Alas, Google won’t let any SEO writer live in peace. How many of us were rejoicing on having our sites up in the top 20? Top 30? Now how many of us have had electrocution be given to us after looking at the updates in the last ten hours. Obviously the success crafted via SEO is not a permanent one for any Tech Oriented company but then again this change changes quite a lot of things.
Google has made no secret of its disdain for spam or privacy security with a ridiculous amount of web semantic checks as well as compositional checks. Ultimately the question with SEO was always going to be tentative on what else can Google come up with to further impose checks on what SEO developers do? For most of them, it was a scary possibility to consider because many SEO developers beautifully forego the concept of hiring a proficient or even a competent content writer. The early days of search engine optimization were still in baby and relatively easy steps because anyone who could get the basics of analytics down could get the top ranks assured for their website.
Now the story is painfully different. And there will be analysis on that in detail because the algorithm or the change itself is not the biggest issue, it is how it will affect and pulverize the lazier SEO workers. Because this is just one way in which Google is telling IT professionals to have more skills than just your technical ones, or rather to grow a technical skill set in more areas. It’s a daunting message but it flies well because algorithm changes do not mean paradigm shifts in one go. They certainly do not imply that here, Hummingbird in all likelihood is not that massive a change it just has a lot of signatory strings attached with it which gives off the impressions like a signal flare.
What is the Hummingbird? Google has scrapped Panda to replace it with lightning quick bird. Does that symbolize something? Quicker searching folks. And like a Hummingbird indeed, Google now intends to make its composition search a lot more precise by going for better semantic search. Basically now with each word query and then page results that spring up initially in the matches, Google does semantic tests against the entire page content with more tracking algorithms and offsets. Think of it like Google proofreading your entire article written on a page thrice or four times instead of merely just reading it once. Obviously with that number, Google has a much better chance of capturing semantic impressions and hence rank the articles better content wise. And if you believe the tech-pundits being impressed by the change then obviously your SEO skills are in for a overhaul, that’s the long and short of it. Most of the pundits are already calling this as the more “humanized approach “ to what Google has already been doing. That of course refers to getting the meaning behind the text and trying to get the composition down with the actual query put in to Google.

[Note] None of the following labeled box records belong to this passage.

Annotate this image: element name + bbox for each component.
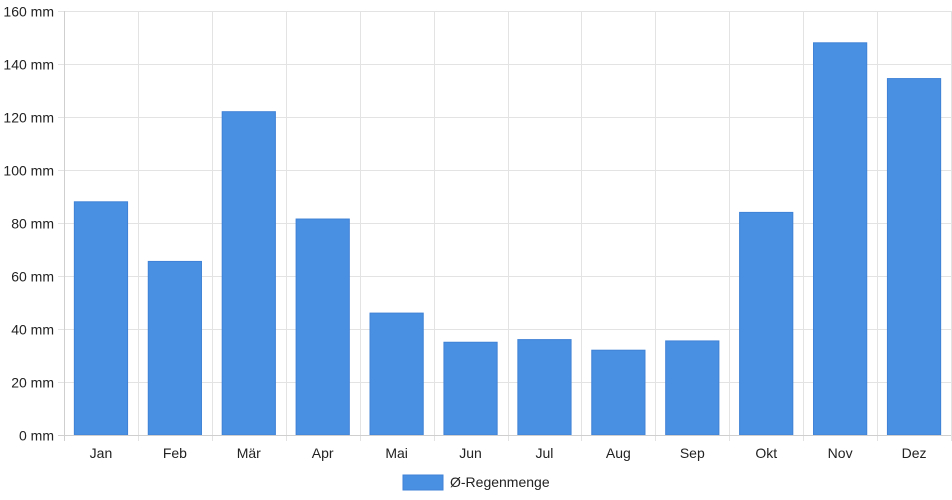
x-tick-label: Jun [459,445,482,461]
bar-dez[interactable] [886,78,942,436]
legend[interactable]: Ø-Regenmenge [402,474,550,491]
axis-layer [58,11,951,441]
bar-layer [73,42,942,436]
bar-jan[interactable] [73,201,129,436]
bar-mär[interactable] [221,111,276,436]
y-tick-label: 80 mm [11,216,54,232]
x-tick-label: Apr [312,445,334,461]
bar-apr[interactable] [295,218,350,436]
y-tick-label: 140 mm [3,57,54,73]
bar-jul[interactable] [517,339,572,436]
y-tick-label: 40 mm [11,322,54,338]
y-tick-label: 120 mm [3,110,54,126]
x-tick-label: Mär [237,445,261,461]
bar-okt[interactable] [739,211,794,436]
legend-label[interactable]: Ø-Regenmenge [450,474,550,490]
y-tick-label: 160 mm [3,4,54,20]
x-tick-label: Jan [90,445,113,461]
bar-sep[interactable] [665,340,720,436]
bar-mai[interactable] [369,312,424,436]
y-tick-label: 60 mm [11,269,54,285]
x-tick-label: Aug [606,445,631,461]
bar-jun[interactable] [443,341,498,436]
y-tick-label: 100 mm [3,163,54,179]
y-tick-label: 0 mm [19,428,54,444]
legend-swatch[interactable] [402,474,444,491]
x-tick-label: Nov [828,445,853,461]
x-tick-label: Mai [385,445,408,461]
bar-nov[interactable] [813,42,868,436]
x-tick-label: Okt [755,445,777,461]
label-layer: 0 mm 20 mm 40 mm 60 mm 80 mm 100 mm 120 mm 140 … [3,4,926,462]
bar-feb[interactable] [147,260,202,436]
y-tick-label: 20 mm [11,375,54,391]
x-tick-label: Feb [163,445,187,461]
x-tick-label: Dez [902,445,927,461]
x-tick-label: Jul [536,445,554,461]
x-tick-label: Sep [680,445,705,461]
bar-aug[interactable] [591,349,646,436]
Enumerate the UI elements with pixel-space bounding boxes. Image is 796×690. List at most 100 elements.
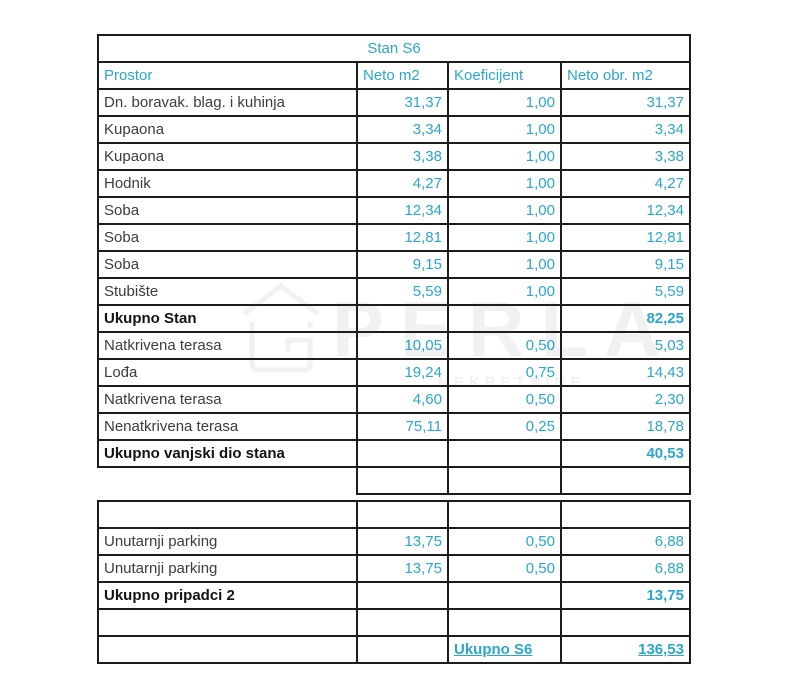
- empty-cell: [97, 500, 358, 529]
- neto-m2-value: 31,37: [356, 88, 449, 117]
- table-row: Hodnik 4,27 1,00 4,27: [97, 169, 691, 198]
- header-row: Prostor Neto m2 Koeficijent Neto obr. m2: [97, 61, 691, 90]
- room-name: Hodnik: [97, 169, 358, 198]
- koeficijent-value: 1,00: [447, 169, 562, 198]
- neto-obr-value: 3,38: [560, 142, 691, 171]
- neto-obr-value: 4,27: [560, 169, 691, 198]
- empty-cell: [447, 439, 562, 468]
- neto-m2-value: 4,27: [356, 169, 449, 198]
- koeficijent-value: 0,50: [447, 385, 562, 414]
- subtotal-row-stan: Ukupno Stan 82,25: [97, 304, 691, 333]
- neto-m2-value: 13,75: [356, 527, 449, 556]
- koeficijent-value: 0,25: [447, 412, 562, 441]
- room-name: Kupaona: [97, 115, 358, 144]
- neto-m2-value: 12,34: [356, 196, 449, 225]
- neto-obr-value: 6,88: [560, 554, 691, 583]
- room-name: Unutarnji parking: [97, 527, 358, 556]
- subtotal-label: Ukupno Stan: [97, 304, 358, 333]
- table-row: Soba 12,34 1,00 12,34: [97, 196, 691, 225]
- subtotal-value: 13,75: [560, 581, 691, 610]
- room-name: Soba: [97, 250, 358, 279]
- empty-cell: [97, 608, 358, 637]
- empty-cell: [447, 608, 562, 637]
- empty-cell: [356, 439, 449, 468]
- neto-m2-value: 10,05: [356, 331, 449, 360]
- table-row: Nenatkrivena terasa 75,11 0,25 18,78: [97, 412, 691, 441]
- neto-m2-value: 75,11: [356, 412, 449, 441]
- room-name: Dn. boravak. blag. i kuhinja: [97, 88, 358, 117]
- empty-cell: [560, 500, 691, 529]
- subtotal-row-pripadci: Ukupno pripadci 2 13,75: [97, 581, 691, 610]
- neto-obr-value: 12,81: [560, 223, 691, 252]
- empty-cell: [98, 467, 358, 494]
- title-row: Stan S6: [97, 34, 691, 63]
- room-name: Stubište: [97, 277, 358, 306]
- empty-cell: [560, 608, 691, 637]
- empty-cell: [560, 466, 691, 495]
- subtotal-value: 82,25: [560, 304, 691, 333]
- table-row: Natkrivena terasa 10,05 0,50 5,03: [97, 331, 691, 360]
- room-name: Natkrivena terasa: [97, 385, 358, 414]
- column-header-neto-m2: Neto m2: [356, 61, 449, 90]
- koeficijent-value: 0,50: [447, 527, 562, 556]
- grand-total-label: Ukupno S6: [447, 635, 562, 664]
- subtotal-value: 40,53: [560, 439, 691, 468]
- empty-cell: [356, 500, 449, 529]
- neto-obr-value: 2,30: [560, 385, 691, 414]
- neto-m2-value: 3,38: [356, 142, 449, 171]
- neto-obr-value: 5,03: [560, 331, 691, 360]
- koeficijent-value: 0,50: [447, 554, 562, 583]
- table-row: Lođa 19,24 0,75 14,43: [97, 358, 691, 387]
- neto-obr-value: 14,43: [560, 358, 691, 387]
- room-name: Soba: [97, 223, 358, 252]
- table-row: Soba 12,81 1,00 12,81: [97, 223, 691, 252]
- neto-obr-value: 12,34: [560, 196, 691, 225]
- koeficijent-value: 1,00: [447, 250, 562, 279]
- empty-cell: [447, 581, 562, 610]
- koeficijent-value: 1,00: [447, 88, 562, 117]
- empty-cell: [97, 635, 358, 664]
- table-row: Natkrivena terasa 4,60 0,50 2,30: [97, 385, 691, 414]
- empty-cell: [447, 466, 562, 495]
- neto-obr-value: 5,59: [560, 277, 691, 306]
- room-name: Soba: [97, 196, 358, 225]
- table-row: Unutarnji parking 13,75 0,50 6,88: [97, 527, 691, 556]
- room-name: Unutarnji parking: [97, 554, 358, 583]
- spacer-row: [97, 500, 691, 529]
- spacer-row: [98, 466, 691, 495]
- table-row: Unutarnji parking 13,75 0,50 6,88: [97, 554, 691, 583]
- koeficijent-value: 1,00: [447, 142, 562, 171]
- empty-cell: [356, 608, 449, 637]
- empty-cell: [356, 635, 449, 664]
- neto-obr-value: 3,34: [560, 115, 691, 144]
- koeficijent-value: 1,00: [447, 115, 562, 144]
- neto-obr-value: 31,37: [560, 88, 691, 117]
- neto-m2-value: 9,15: [356, 250, 449, 279]
- apartment-table: Stan S6 Prostor Neto m2 Koeficijent Neto…: [97, 34, 691, 495]
- subtotal-label: Ukupno pripadci 2: [97, 581, 358, 610]
- neto-m2-value: 19,24: [356, 358, 449, 387]
- empty-cell: [356, 304, 449, 333]
- koeficijent-value: 0,75: [447, 358, 562, 387]
- grand-total-row: Ukupno S6 136,53: [97, 635, 691, 664]
- table-row: Stubište 5,59 1,00 5,59: [97, 277, 691, 306]
- room-name: Kupaona: [97, 142, 358, 171]
- room-name: Lođa: [97, 358, 358, 387]
- neto-obr-value: 9,15: [560, 250, 691, 279]
- table-row: Kupaona 3,38 1,00 3,38: [97, 142, 691, 171]
- grand-total-value: 136,53: [560, 635, 691, 664]
- empty-cell: [356, 581, 449, 610]
- column-header-neto-obr-m2: Neto obr. m2: [560, 61, 691, 90]
- empty-cell: [447, 500, 562, 529]
- parking-table: Unutarnji parking 13,75 0,50 6,88 Unutar…: [97, 500, 691, 664]
- table-row: Soba 9,15 1,00 9,15: [97, 250, 691, 279]
- column-header-koeficijent: Koeficijent: [447, 61, 562, 90]
- koeficijent-value: 1,00: [447, 223, 562, 252]
- neto-obr-value: 18,78: [560, 412, 691, 441]
- room-name: Natkrivena terasa: [97, 331, 358, 360]
- koeficijent-value: 1,00: [447, 277, 562, 306]
- neto-obr-value: 6,88: [560, 527, 691, 556]
- neto-m2-value: 3,34: [356, 115, 449, 144]
- koeficijent-value: 0,50: [447, 331, 562, 360]
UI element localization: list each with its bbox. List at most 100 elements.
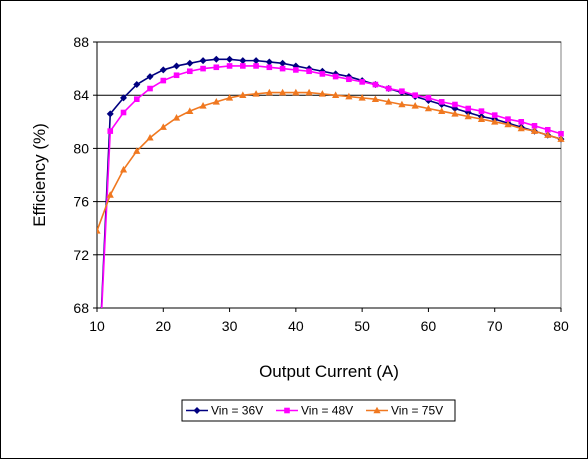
series-2-point (425, 95, 432, 101)
series-3-point (212, 98, 220, 105)
x-tick-label-10: 10 (89, 318, 105, 334)
series-3-point (517, 124, 525, 132)
series-2-point (346, 76, 352, 83)
series-1-point (106, 110, 114, 118)
series-3-point (464, 112, 472, 120)
y-tick-label-68: 68 (73, 300, 89, 316)
x-tick-label-30: 30 (222, 318, 238, 334)
y-tick-label-76: 76 (73, 194, 89, 210)
series-3-point (424, 104, 433, 112)
x-tick-label-20: 20 (155, 318, 171, 334)
series-3-point (305, 88, 313, 96)
x-tick-label-40: 40 (288, 318, 304, 334)
legend-label-2: Vin = 48V (301, 404, 353, 418)
series-2-point (107, 128, 114, 134)
series-3-point (451, 110, 459, 117)
series-3-point (491, 118, 499, 125)
series-1-point (239, 57, 247, 65)
series-2-point (120, 109, 127, 116)
x-tick-label-80: 80 (553, 318, 569, 334)
series-1-point (173, 62, 181, 70)
series-3-point (332, 91, 340, 98)
series-1-point (279, 59, 287, 67)
series-1-point (133, 81, 141, 89)
series-3-point (186, 107, 194, 114)
series-3-point (252, 90, 260, 97)
series-3-point (146, 133, 154, 141)
series-3-point (133, 147, 141, 154)
series-3 (97, 88, 565, 234)
y-tick-label-84: 84 (73, 87, 89, 103)
series-2-point (372, 81, 379, 88)
series-1-point (212, 55, 220, 63)
series-2-point (147, 85, 153, 92)
series-3-point (477, 115, 486, 122)
series-2-point (226, 63, 233, 69)
series-2-point (399, 88, 405, 95)
legend: Vin = 36V Vin = 48V Vin = 75V (181, 399, 456, 422)
series-2-point (465, 105, 471, 112)
gridlines (97, 41, 561, 256)
legend-box (181, 399, 456, 422)
y-tick-label-80: 80 (73, 140, 89, 156)
series-2 (100, 63, 564, 308)
series-layer (97, 55, 565, 308)
plot-area (96, 41, 562, 309)
series-3-point (358, 94, 366, 101)
series-2-point (332, 73, 339, 80)
legend-marker-3 (373, 406, 381, 414)
series-2-point (491, 112, 498, 118)
axes (93, 41, 562, 312)
series-1-point (120, 94, 128, 102)
series-2-point (173, 72, 180, 79)
series-3-point (411, 102, 419, 109)
series-2-point (452, 101, 458, 108)
series-3-point (438, 107, 446, 114)
series-2-point (279, 65, 286, 72)
y-tick-label-72: 72 (73, 247, 89, 263)
series-3-point (345, 92, 353, 100)
series-1-point (252, 57, 260, 65)
plot-border (96, 41, 562, 309)
legend-marker-2 (284, 407, 290, 414)
series-3-point (385, 98, 393, 105)
series-3-point (225, 94, 234, 101)
series-3-point (292, 88, 300, 96)
series-1-point (159, 66, 167, 74)
series-2-point (544, 126, 551, 133)
series-3-point (172, 114, 181, 121)
series-1-point (226, 55, 234, 63)
series-2-point (531, 122, 538, 129)
series-1-point (186, 59, 194, 67)
x-tick-label-60: 60 (421, 318, 437, 334)
series-2-point (253, 63, 259, 69)
series-3-point (398, 100, 406, 108)
series-3-point (530, 127, 539, 134)
series-2-point (293, 67, 299, 73)
series-2-point (213, 64, 220, 71)
legend-label-1: Vin = 36V (211, 404, 263, 418)
series-2-point (558, 130, 564, 137)
series-2-point (319, 71, 326, 77)
x-tick-label-50: 50 (354, 318, 370, 334)
series-3-point (279, 88, 287, 96)
series-3-point (504, 120, 512, 128)
series-2-point (240, 63, 246, 69)
series-1-point (146, 73, 154, 81)
y-axis-title: Efficiency (%) (30, 123, 49, 227)
series-3-point (239, 91, 247, 98)
series-2-point (438, 99, 445, 105)
series-2-point (306, 68, 312, 75)
series-3-point (97, 227, 101, 234)
x-axis-title: Output Current (A) (259, 362, 399, 381)
series-1-point (265, 58, 273, 66)
series-2-point (187, 68, 193, 75)
tick-labels: 68 72 76 80 84 88 10 20 30 40 50 60 70 80 (73, 34, 569, 334)
series-3-point (159, 123, 167, 130)
series-2-point (200, 65, 206, 72)
series-3-point (119, 165, 128, 173)
series-2-point (160, 77, 167, 84)
series-2-point (478, 108, 485, 114)
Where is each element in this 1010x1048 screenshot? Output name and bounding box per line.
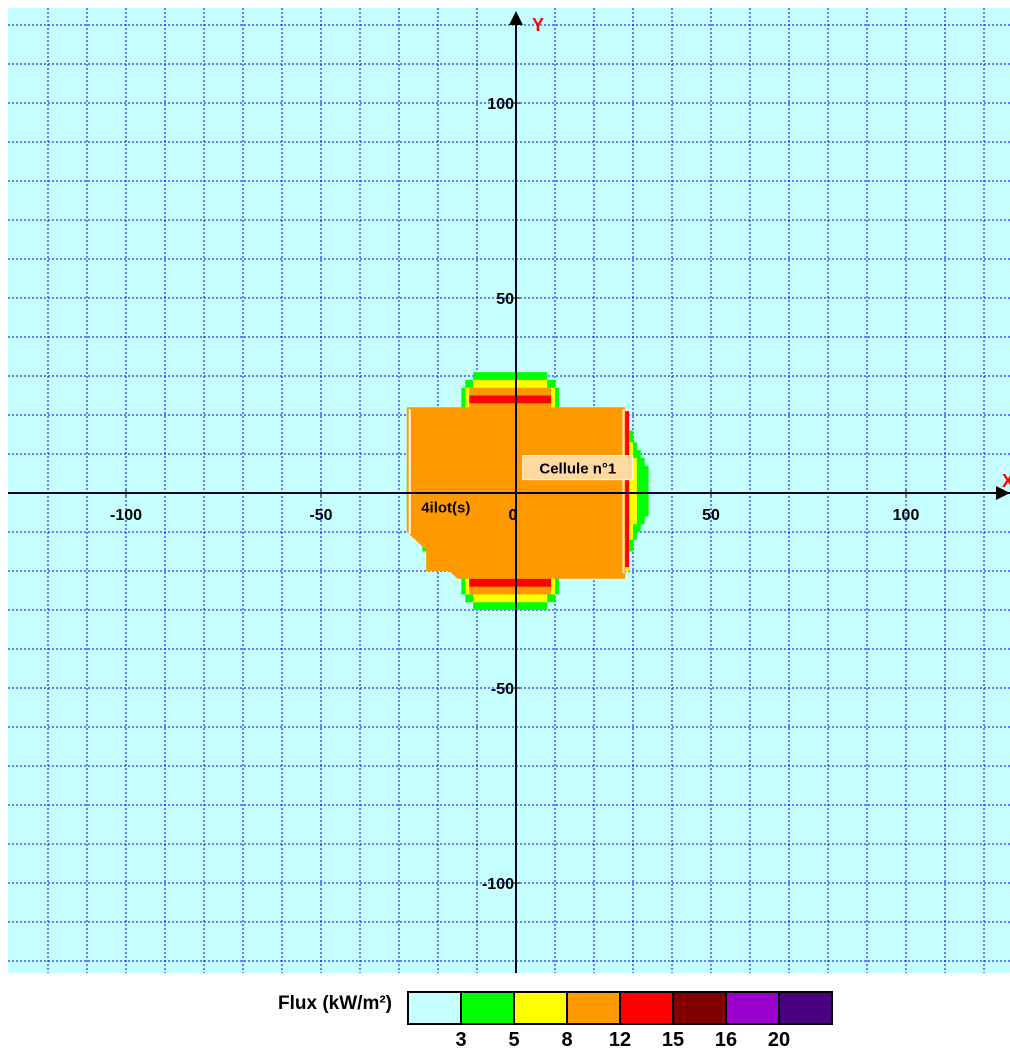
x-tick-label: 0 — [509, 507, 518, 524]
legend-threshold: 8 — [561, 1029, 572, 1048]
flux-zone — [469, 579, 551, 587]
legend-threshold: 15 — [662, 1029, 684, 1048]
y-tick-label: -100 — [482, 876, 514, 893]
legend-title: Flux (kW/m²) — [278, 993, 392, 1014]
x-tick-label: 100 — [893, 507, 920, 524]
x-tick-label: -100 — [110, 507, 142, 524]
legend-thresholds: 3 5 8 12 15 16 20 — [455, 1029, 790, 1048]
legend-swatch — [779, 992, 832, 1024]
y-tick-label: 100 — [487, 96, 514, 113]
legend-threshold: 5 — [508, 1029, 519, 1048]
cell-label: Cellule n°1 — [539, 461, 616, 478]
legend-swatch — [620, 992, 673, 1024]
wall-edge — [622, 409, 624, 573]
legend-swatch — [461, 992, 514, 1024]
legend-threshold: 16 — [715, 1029, 737, 1048]
y-tick-label: -50 — [491, 681, 514, 698]
wall-edge — [409, 409, 411, 534]
y-tick-label: 50 — [496, 291, 514, 308]
legend-threshold: 3 — [455, 1029, 466, 1048]
legend-threshold: 20 — [768, 1029, 790, 1048]
x-tick-label: -50 — [309, 507, 332, 524]
x-axis-letter: X — [1002, 471, 1010, 491]
y-axis-letter: Y — [532, 15, 544, 35]
legend-threshold: 12 — [609, 1029, 631, 1048]
x-tick-label: 50 — [702, 507, 720, 524]
legend-swatch — [673, 992, 726, 1024]
flux-zone — [469, 396, 551, 404]
flux-legend: Flux (kW/m²) 3 5 8 12 15 16 20 — [0, 980, 1010, 1048]
flux-map: Y X -100 -50 0 50 100 100 50 -50 -100 Cellule n°1… — [0, 0, 1010, 980]
ilot-label: 4ilot(s) — [421, 500, 470, 517]
legend-swatches — [408, 992, 832, 1024]
legend-swatch — [567, 992, 620, 1024]
legend-swatch — [726, 992, 779, 1024]
legend-swatch — [514, 992, 567, 1024]
legend-swatch — [408, 992, 461, 1024]
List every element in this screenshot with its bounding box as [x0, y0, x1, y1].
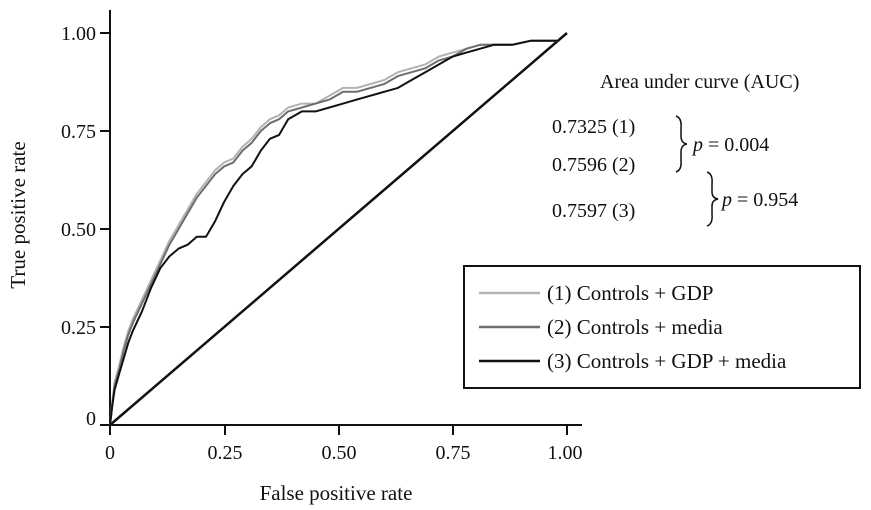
plot-area — [109, 32, 568, 426]
x-tick-label: 0.75 — [436, 442, 471, 464]
y-tick-label: 0.25 — [61, 317, 96, 339]
diagonal-reference-line — [109, 32, 568, 426]
p-value-2-3: p = 0.954 — [720, 189, 798, 211]
roc-curve-series-1 — [109, 39, 558, 426]
p-value-text: = 0.004 — [703, 134, 769, 156]
legend-label: (2) Controls + media — [547, 315, 723, 339]
auc-value-3: 0.7597 (3) — [552, 200, 635, 222]
x-tick-label: 0.25 — [208, 442, 243, 464]
y-axis-title: True positive rate — [6, 141, 30, 288]
auc-title: Area under curve (AUC) — [600, 71, 799, 93]
auc-value-1: 0.7325 (1) — [552, 116, 635, 138]
p-symbol: p — [691, 134, 703, 156]
x-tick-label: 1.00 — [548, 442, 583, 464]
brace-2-3 — [706, 171, 719, 227]
y-tick-label: 0 — [86, 408, 96, 430]
x-ticks: 0 0.25 0.50 0.75 1.00 — [105, 425, 583, 464]
p-value-1-2: p = 0.004 — [691, 134, 769, 156]
auc-annotation: Area under curve (AUC) 0.7325 (1) 0.7596… — [552, 71, 799, 227]
p-value-text: = 0.954 — [732, 189, 798, 211]
legend-label: (1) Controls + GDP — [547, 281, 713, 305]
x-tick-label: 0.50 — [322, 442, 357, 464]
roc-curve-series-3 — [109, 39, 558, 426]
x-axis-title: False positive rate — [260, 481, 413, 505]
y-tick-label: 0.75 — [61, 121, 96, 143]
x-tick-label: 0 — [105, 442, 115, 464]
legend-label: (3) Controls + GDP + media — [547, 349, 787, 373]
p-symbol: p — [720, 189, 732, 211]
y-ticks: 1.00 0.75 0.50 0.25 0 — [61, 23, 110, 430]
brace-1-2 — [675, 115, 688, 173]
legend: (1) Controls + GDP (2) Controls + media … — [463, 265, 861, 389]
auc-value-2: 0.7596 (2) — [552, 154, 635, 176]
y-tick-label: 1.00 — [61, 23, 96, 45]
y-tick-label: 0.50 — [61, 219, 96, 241]
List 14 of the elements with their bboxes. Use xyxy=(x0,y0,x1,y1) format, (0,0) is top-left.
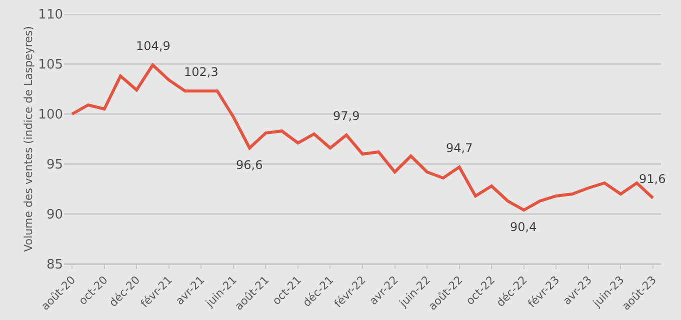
data-label: 91,6 xyxy=(639,172,666,186)
data-label: 96,6 xyxy=(236,158,263,172)
y-tick-label: 100 xyxy=(38,108,63,123)
y-tick-label: 85 xyxy=(46,258,63,273)
y-tick-label: 105 xyxy=(38,58,63,73)
y-axis-title: Volume des ventes (indice de Laspeyres) xyxy=(22,26,35,252)
y-tick-label: 110 xyxy=(38,8,63,23)
data-label: 94,7 xyxy=(446,141,473,155)
data-label: 104,9 xyxy=(136,39,170,53)
data-label: 102,3 xyxy=(184,65,218,79)
data-label: 90,4 xyxy=(510,220,537,234)
y-tick-label: 90 xyxy=(46,208,63,223)
data-label: 97,9 xyxy=(333,109,360,123)
y-tick-label: 95 xyxy=(46,158,63,173)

Hence comes in the question of query optimization. Here the end user asks, is it really that what Google has done here? Conversely the end user still was getting their results off Google when they typed their query in the search box, so what is Hummingbird offering? Again it just means that the composition now most relating to the meaning behind your search will be better picked up.
Of course, that opens up just as many complications as it seems to answer. So will the search bar pick up semantics if one just types in “applications” in the search bar, and if so in what order will the search precedence take place? One would imagine the most popular site featuring “applications” to turn up but that’s not the best meaning catch is there? So in turn this might again mean that Google is warning the “finder” to be more intelligible in his querying. Whether for better or for worse is something that will be decided within the next few months.
On the backend then this implies that Google has significantly improved its database storage because a semantic learning of this proportion means a storage of almost triple the size of what Google already had (which is a very significant amount indeed). On a cost benefit analysis it seems a bit unprecedented at best for Google to have that kind of funding ready for such an expansion but then again, the SEO experts are saying that this is the first significant meaning driven algorithm that Google has really pushed on to the search engines.
So the ultimate question: what do the SEO developers do from here? Well frankly put, this just means that the content has to be more meaning driven, which means that content writers can rest easy enough. No more clogging up an article with an overflow of words to get your keywords done in. The composition, the meaning and the entire content matters. The strategists who have been working on SEO with a clever adaptation on meaning can now just carry on, for the others it means they have to find competent content writers very soon, or risk going even below in the search rankings.
In a nutshell, meaning matters a lot. Get your game on folks, Goggle has gone a bit more human.